現在、ベントンビルはアーカンソー州第10位の人口を誇る都市であり、いたるところにウォルマートの倉庫や店舗があるように見える。ウォルマートとその取引先1,000社以上が進出したことで、街はより豊かになった。しかし、ウォルマートのオーナーは、この街の文化を直接的に形成してきた。
ウォルトンの息子、ステュアートとトムは、「世界のマウンテンバイクの中心地」として宣伝するキャンペーンの一環として、サイクリングコース網を開発した。サムの娘アリスは美術館「クリスタル・ブリッジズ」をオープンし、9月には一家でルーファス・デュソルやニック・ケイヴなどのアーティストが出演する3日間のアート&ミュージック・フェスティバルの開催を支援した。

ウォルト・ディズニーの幹部が学んでいるように、町に対する私的な影響力の行使はリスクを伴う。フロリダ州知事のロン・デサンティスは先月、ディズニーのテーマパークがある特別自治体の支配権を事実上握る法案に署名した。

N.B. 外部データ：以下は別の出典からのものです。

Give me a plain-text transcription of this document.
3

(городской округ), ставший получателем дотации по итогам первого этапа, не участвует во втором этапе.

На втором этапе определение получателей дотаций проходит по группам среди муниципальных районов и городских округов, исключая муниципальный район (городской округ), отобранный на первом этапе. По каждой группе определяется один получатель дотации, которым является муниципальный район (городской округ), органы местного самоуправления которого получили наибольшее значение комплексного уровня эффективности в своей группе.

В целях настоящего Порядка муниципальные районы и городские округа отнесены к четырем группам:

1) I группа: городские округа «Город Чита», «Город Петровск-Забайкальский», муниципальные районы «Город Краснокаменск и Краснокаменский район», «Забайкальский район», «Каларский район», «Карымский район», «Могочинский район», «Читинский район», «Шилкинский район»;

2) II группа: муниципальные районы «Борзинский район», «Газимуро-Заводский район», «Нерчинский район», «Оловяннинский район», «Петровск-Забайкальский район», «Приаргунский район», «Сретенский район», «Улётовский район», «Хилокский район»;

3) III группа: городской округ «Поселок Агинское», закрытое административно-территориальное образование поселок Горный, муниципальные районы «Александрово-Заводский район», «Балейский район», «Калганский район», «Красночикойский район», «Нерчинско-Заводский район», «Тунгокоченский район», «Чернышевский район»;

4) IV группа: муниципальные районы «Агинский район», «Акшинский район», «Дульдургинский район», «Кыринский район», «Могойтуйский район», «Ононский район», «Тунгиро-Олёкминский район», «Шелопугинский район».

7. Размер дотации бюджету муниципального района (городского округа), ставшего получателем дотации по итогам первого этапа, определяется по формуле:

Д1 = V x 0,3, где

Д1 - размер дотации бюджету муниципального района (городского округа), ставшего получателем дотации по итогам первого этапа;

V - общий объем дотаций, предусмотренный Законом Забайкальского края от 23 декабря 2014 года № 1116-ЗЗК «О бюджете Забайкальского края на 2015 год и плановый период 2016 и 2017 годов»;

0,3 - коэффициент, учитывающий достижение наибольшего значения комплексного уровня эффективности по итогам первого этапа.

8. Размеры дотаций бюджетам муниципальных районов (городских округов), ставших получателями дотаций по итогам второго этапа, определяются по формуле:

これは、フロリダ州知事が最近制定した性自認に関する法律に対するディズニーの批判に対する報復であった。
結局のところ、億万長者にとって、自分たちの支配地を作り上げることの魅力は、自由であることと、ビジョンに対する官僚的な障害が少ないことであることが多い。
2021年にテスラをカリフォルニアからテキサスへ移転させる理由としてマスクが挙げたのは、テキサスにはお役所仕事が比較的少ないということだった。従業員を収容する方法を考え出すことは、ネバダ州リノを含む、彼が追求する他の開発プロジェクトの原動力となっている。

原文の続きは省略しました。